WIRED has long covered Elon Musk — the man who knows electric cars, space rockets, tunneling machines, implantable brain interfaces, Mars missions, and internet shitposting — and he’s always been unpredictable. And yet the most shocking part of his two-hour interview with Republican presidential candidate Donald Trump, broadcast live on X earlier this week, may have been what Musk NO to talk.
It happened around the 50th minute of a very Trumpian discussion about gas and electricity prices. Trump said they had gone up nationwide, but “when will it come down and [sic] “We’re gonna drill, baby, drill.”
The Siren Song of the Oil and Gas Industry! Literally: Drill, baby, drill! And Musk, the man of — I’ll say it again — electric cars and “saving the world,” didn’t say a word for a full two minutes when he suggested Trump should create a “government efficiency commission” to rein in government spending. He and Trump later exchanged brief remarks about the science of climate change. But Musk was at pains to emphasize that the oil and gas industry was not the problem. “I’m an environmentalist, but … I don’t think we should denigrate the oil and gas industry, because it’s the industry that sustains civilization right now,” he said.
It felt like a departure. Musk has spent much of his career casting himself as an environmentalist, sometimes going so far as to portray himself as the only man standing between the world and catastrophe. He has told Tesla’s story, in particular, as a hero who saves the world by moving to a sustainable energy economy. “I think I’m objectively one of the leading environmentalists in the world in terms of action,” he said. at an Italian political event in December last year.
In 2017, Musk Rolling Stone said about the clear existential threat of climate change with a note that still feels familiar. “Climate change is the single biggest threat humanity faces this century, outside of artificial intelligence,” he said. “I tell people this all the time. I don’t want to be Cassandra, but it’s all fun and games until someone loses a fucking eye.
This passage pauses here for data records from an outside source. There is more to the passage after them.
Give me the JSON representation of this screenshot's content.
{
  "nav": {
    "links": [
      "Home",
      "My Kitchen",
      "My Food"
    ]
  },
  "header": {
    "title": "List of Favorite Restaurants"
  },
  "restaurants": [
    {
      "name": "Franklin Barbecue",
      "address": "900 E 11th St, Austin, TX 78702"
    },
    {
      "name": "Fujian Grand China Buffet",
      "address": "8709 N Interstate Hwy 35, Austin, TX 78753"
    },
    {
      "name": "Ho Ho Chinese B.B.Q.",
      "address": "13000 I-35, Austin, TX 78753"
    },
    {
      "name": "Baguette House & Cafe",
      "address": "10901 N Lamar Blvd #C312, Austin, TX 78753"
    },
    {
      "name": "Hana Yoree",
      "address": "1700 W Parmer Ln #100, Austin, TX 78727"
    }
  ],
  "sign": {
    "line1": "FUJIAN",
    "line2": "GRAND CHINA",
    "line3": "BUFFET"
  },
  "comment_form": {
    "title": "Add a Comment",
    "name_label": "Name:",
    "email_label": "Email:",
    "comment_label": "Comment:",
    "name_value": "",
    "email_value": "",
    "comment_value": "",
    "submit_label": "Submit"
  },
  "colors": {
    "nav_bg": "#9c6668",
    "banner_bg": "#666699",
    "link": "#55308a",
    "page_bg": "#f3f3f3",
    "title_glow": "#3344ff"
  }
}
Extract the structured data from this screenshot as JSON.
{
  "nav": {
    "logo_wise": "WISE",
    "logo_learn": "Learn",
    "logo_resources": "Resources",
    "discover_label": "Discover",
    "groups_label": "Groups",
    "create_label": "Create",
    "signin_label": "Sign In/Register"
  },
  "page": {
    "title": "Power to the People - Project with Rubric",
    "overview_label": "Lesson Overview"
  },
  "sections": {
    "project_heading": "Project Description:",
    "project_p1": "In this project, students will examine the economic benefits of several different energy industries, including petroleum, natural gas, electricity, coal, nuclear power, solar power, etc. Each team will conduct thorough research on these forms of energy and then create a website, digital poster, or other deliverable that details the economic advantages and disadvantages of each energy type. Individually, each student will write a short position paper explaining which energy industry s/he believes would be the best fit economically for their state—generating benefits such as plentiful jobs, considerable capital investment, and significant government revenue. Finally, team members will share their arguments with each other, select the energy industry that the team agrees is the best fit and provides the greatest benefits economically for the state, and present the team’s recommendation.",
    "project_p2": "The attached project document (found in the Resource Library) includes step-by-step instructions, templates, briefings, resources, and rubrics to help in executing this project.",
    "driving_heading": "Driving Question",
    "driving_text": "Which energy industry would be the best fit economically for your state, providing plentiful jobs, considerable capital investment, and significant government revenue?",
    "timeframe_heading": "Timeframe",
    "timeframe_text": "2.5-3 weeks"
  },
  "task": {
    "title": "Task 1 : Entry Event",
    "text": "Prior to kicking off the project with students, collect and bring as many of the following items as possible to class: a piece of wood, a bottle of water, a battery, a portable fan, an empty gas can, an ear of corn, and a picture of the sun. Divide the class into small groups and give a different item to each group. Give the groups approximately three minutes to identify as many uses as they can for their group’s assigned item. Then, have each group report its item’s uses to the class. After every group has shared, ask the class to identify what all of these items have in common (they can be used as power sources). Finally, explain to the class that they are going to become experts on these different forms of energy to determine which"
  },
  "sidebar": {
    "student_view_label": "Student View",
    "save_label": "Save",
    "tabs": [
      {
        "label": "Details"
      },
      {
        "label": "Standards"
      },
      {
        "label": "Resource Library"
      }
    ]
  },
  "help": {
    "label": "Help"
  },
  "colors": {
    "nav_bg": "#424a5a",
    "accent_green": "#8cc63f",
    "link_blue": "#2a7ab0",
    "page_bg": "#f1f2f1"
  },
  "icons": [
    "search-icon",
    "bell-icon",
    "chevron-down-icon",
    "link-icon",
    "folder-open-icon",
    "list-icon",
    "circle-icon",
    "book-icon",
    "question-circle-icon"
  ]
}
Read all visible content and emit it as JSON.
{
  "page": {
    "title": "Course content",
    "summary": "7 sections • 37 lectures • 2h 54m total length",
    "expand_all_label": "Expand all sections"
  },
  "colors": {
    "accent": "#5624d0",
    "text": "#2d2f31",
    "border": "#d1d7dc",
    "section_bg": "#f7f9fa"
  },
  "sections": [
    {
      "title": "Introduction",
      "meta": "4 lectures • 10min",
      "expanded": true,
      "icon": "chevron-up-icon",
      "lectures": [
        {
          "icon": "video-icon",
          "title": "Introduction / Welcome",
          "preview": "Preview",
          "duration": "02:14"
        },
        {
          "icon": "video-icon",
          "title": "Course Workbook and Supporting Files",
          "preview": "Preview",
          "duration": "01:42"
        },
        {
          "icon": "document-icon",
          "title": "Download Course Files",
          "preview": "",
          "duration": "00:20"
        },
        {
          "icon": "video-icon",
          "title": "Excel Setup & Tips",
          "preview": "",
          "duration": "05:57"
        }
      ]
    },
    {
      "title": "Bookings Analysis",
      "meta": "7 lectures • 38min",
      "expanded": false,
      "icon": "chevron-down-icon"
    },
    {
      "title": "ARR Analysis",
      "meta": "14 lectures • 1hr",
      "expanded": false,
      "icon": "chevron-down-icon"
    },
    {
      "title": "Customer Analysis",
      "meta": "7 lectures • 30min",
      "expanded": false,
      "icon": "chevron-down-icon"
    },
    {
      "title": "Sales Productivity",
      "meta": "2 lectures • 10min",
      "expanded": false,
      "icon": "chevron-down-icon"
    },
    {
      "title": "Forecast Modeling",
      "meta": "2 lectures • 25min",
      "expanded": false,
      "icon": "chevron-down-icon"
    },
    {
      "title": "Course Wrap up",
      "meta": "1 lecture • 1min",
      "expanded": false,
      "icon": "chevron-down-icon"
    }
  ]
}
That view [of climate change] shared by almost everyone who isn’t crazy in the scientific community.” Musk also has regularly accused critics carrying water for “fossil fuel companies”.
Do you remember that time (June 2017) when Musk resigned from three Trump presidential councils after US withdraws from Paris climate accords? ‘Climate change is real,’ he said he tweeted at that time. “Leaving Paris is not good for America or the world.”
Musk’s newer, more nebulous approach to climate reflects not only his much-vocal support for far-right politics but also a recent story he’s telling about Tesla. Over the past few years, and especially as the conversation about artificial intelligence has reached a fever pitch, Musk has positioned his electric car maker as a pioneer in robotic intelligence. In 2019, Musk announced that Tesla would have 1 million robot taxis on the road by the end of the year. (It didn’t.) More recently, Tesla has reportedly shifted resources from building a more affordable electric car, the mythical Model 2, to launching a purpose-built robot taxi, even though the company has yet to reveal any real autonomous-driving technology. (An unveiling event is scheduled for October.) Musk has repeatedly said that Tesla is an AI and robotics company and should be valued by investors as such. If Musk is backing off from his support for climate change science, it’s fair to ask whether it has something to do with his shift in marketing strategy for the world’s most valuable car company.